The Road – Cormac McCarthy
Audiobook performed by Tom Stechschulte.
3***

A man and his son wander a desolate and destroyed American landscape after some unnamed world-wide disaster has pretty much killed off most of the earth’s population and destroyed the environment. Neither character is ever named, though the boy does call the man “Papa.”

I did rather like the relationship between these two central figures. How the father tried to explain and instruct his son, to impart some life skills that might help the boy in the future, and the efforts he made to provide some measure of safety and well-being for the boy. But this is a pretty bleak landscape and it’s hard to imagine any sort of “happy” (or even hopeful) ending.

I don’t need such an ending in order to appreciate and like a book. But I do need to feel some sense of purpose to the story, and I couldn’t figure out what McCarthy was trying to impart. Is this a cautionary tale about man’s inhumanity to man? Or a warning of environmental disaster? Is it simply a story of parental love?

And there were things that I found inconsistent. Maybe it’s because McCarthy never explains what happened, but how can the world be nothing but ash and burned cities, and there still be apples in an orchard? How come some houses are still standing, virtually pristine (except for the layers of dust)?

And then there’s the ending itself. I don’t want to give anything away, but it just left me shaking my head and wondering “what the hell?”
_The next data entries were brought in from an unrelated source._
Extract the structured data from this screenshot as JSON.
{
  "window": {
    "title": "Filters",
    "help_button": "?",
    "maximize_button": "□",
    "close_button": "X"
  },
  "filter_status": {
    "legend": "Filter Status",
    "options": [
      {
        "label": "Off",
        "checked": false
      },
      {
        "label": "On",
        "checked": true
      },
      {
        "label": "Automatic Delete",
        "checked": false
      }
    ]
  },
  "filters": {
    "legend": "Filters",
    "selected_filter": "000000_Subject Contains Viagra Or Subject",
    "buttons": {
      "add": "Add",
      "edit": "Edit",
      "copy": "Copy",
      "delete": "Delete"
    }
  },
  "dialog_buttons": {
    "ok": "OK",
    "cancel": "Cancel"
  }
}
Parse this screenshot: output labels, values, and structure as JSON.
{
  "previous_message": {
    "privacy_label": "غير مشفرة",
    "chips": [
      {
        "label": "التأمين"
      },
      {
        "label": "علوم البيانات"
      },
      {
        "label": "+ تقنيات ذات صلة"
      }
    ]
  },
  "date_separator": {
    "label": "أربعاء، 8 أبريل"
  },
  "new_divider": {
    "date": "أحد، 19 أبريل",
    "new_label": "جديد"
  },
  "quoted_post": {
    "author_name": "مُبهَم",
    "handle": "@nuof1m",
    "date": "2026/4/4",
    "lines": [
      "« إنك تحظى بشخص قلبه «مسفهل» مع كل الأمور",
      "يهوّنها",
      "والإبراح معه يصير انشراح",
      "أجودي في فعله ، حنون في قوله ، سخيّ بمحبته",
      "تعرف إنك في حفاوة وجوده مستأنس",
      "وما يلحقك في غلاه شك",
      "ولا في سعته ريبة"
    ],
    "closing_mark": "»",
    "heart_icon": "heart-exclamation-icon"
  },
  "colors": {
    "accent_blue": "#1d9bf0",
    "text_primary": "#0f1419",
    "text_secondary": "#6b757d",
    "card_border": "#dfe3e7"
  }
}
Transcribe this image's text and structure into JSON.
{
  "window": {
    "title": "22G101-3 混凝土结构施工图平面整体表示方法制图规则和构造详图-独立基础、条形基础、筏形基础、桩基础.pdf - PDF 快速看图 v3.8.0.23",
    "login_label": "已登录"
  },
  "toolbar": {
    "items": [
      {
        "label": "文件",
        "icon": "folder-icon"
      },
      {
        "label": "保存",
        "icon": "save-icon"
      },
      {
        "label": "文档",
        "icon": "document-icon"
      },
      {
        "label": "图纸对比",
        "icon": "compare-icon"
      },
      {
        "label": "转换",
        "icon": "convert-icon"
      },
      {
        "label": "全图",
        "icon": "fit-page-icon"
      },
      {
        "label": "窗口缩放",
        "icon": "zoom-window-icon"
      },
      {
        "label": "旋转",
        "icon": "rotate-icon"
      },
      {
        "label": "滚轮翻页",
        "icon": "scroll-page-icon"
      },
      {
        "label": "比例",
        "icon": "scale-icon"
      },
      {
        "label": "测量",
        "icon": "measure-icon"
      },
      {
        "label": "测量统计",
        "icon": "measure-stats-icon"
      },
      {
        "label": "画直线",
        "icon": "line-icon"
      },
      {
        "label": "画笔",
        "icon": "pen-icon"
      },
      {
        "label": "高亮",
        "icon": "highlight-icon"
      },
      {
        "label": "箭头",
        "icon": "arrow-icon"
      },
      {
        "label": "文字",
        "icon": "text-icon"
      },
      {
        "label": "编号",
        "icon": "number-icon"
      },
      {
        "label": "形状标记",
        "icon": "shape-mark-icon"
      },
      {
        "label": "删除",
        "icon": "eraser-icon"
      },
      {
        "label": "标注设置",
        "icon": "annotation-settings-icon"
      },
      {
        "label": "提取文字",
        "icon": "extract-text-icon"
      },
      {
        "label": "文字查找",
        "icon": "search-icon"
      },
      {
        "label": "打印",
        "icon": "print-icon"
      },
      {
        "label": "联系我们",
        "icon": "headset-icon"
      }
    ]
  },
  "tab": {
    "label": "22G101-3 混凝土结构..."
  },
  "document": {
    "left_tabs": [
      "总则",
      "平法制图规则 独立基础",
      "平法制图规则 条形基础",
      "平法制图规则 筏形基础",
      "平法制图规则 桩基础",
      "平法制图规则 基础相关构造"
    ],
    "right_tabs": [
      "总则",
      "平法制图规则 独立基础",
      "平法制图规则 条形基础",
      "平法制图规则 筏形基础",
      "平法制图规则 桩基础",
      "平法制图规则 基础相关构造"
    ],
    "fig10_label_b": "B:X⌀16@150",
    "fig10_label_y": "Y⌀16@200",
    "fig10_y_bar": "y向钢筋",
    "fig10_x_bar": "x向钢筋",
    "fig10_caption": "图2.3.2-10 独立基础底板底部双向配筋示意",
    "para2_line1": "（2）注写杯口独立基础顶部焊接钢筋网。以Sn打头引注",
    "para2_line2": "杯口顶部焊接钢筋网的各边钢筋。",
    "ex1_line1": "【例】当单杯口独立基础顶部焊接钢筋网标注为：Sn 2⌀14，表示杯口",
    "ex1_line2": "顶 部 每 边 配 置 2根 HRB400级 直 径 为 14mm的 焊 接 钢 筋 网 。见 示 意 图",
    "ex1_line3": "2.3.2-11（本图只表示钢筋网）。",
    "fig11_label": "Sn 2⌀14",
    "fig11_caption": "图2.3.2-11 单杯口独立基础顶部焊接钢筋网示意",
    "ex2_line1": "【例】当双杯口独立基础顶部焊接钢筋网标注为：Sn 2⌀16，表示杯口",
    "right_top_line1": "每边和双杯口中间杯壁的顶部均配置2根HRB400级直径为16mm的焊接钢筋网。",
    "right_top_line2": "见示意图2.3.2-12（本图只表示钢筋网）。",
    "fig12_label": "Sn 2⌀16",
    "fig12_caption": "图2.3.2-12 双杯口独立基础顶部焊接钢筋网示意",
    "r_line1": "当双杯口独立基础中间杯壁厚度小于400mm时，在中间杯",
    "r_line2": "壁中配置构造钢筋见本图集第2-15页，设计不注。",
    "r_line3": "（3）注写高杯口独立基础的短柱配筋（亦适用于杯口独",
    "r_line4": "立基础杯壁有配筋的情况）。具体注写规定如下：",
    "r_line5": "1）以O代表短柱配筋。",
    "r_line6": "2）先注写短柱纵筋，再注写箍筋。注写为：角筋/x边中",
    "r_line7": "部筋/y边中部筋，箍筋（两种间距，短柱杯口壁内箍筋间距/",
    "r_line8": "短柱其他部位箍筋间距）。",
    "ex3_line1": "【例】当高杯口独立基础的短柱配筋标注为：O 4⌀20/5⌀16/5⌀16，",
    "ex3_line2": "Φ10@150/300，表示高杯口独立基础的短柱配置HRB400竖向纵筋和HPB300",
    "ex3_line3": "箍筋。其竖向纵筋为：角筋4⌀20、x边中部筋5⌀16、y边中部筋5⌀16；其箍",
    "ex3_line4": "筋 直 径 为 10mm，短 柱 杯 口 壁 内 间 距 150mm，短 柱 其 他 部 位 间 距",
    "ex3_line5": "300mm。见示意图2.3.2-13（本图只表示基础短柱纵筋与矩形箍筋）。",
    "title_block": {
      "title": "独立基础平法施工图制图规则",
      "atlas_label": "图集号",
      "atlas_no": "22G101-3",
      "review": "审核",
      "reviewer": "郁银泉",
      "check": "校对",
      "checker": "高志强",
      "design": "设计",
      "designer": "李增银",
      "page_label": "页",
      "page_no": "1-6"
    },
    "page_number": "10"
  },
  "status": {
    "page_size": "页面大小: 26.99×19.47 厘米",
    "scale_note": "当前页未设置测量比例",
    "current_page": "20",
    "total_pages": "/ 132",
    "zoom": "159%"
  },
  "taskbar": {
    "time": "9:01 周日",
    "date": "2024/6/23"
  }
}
Still, there is something about McCarthy’s writing that captivates me. I like his spare style. I like the way he paints the landscape so that I feel I am living in the novel (even if it’s a horrible place to be). I think he’s one of those author’s whose works I appreciate, even when I don’t particularly like them.

I listened to the audiobook, performed by Tom Stechschulte. Stechschulte is a talented voice artist and actor and he really brings these characters to life. 5***** for his performance.

80sweetiegherkin
Lug 29, 2018, 10:10 pm

>79 BookConcierge: Yup, a lot of what you said is how I recall feeling about this book. Essentially, what was the purpose of it? What was McCarthy trying to say?

81sturlington
Lug 30, 2018, 4:45 pm

>80 sweetiegherkin: I think McCarthy is an amazing writer, and I have read four of his books, but I cannot read him anymore. His worldview is so bleak and dark, it seems entirely without hope for humanity. I appreciate his writing, but I can't find anything in it to feed my soul. Quite the opposite--he just depresses me.

82sweetiegherkin
Ago 17, 2018, 9:32 am

>81 sturlington: That's fair. Every book its reader. Every reader her/his book.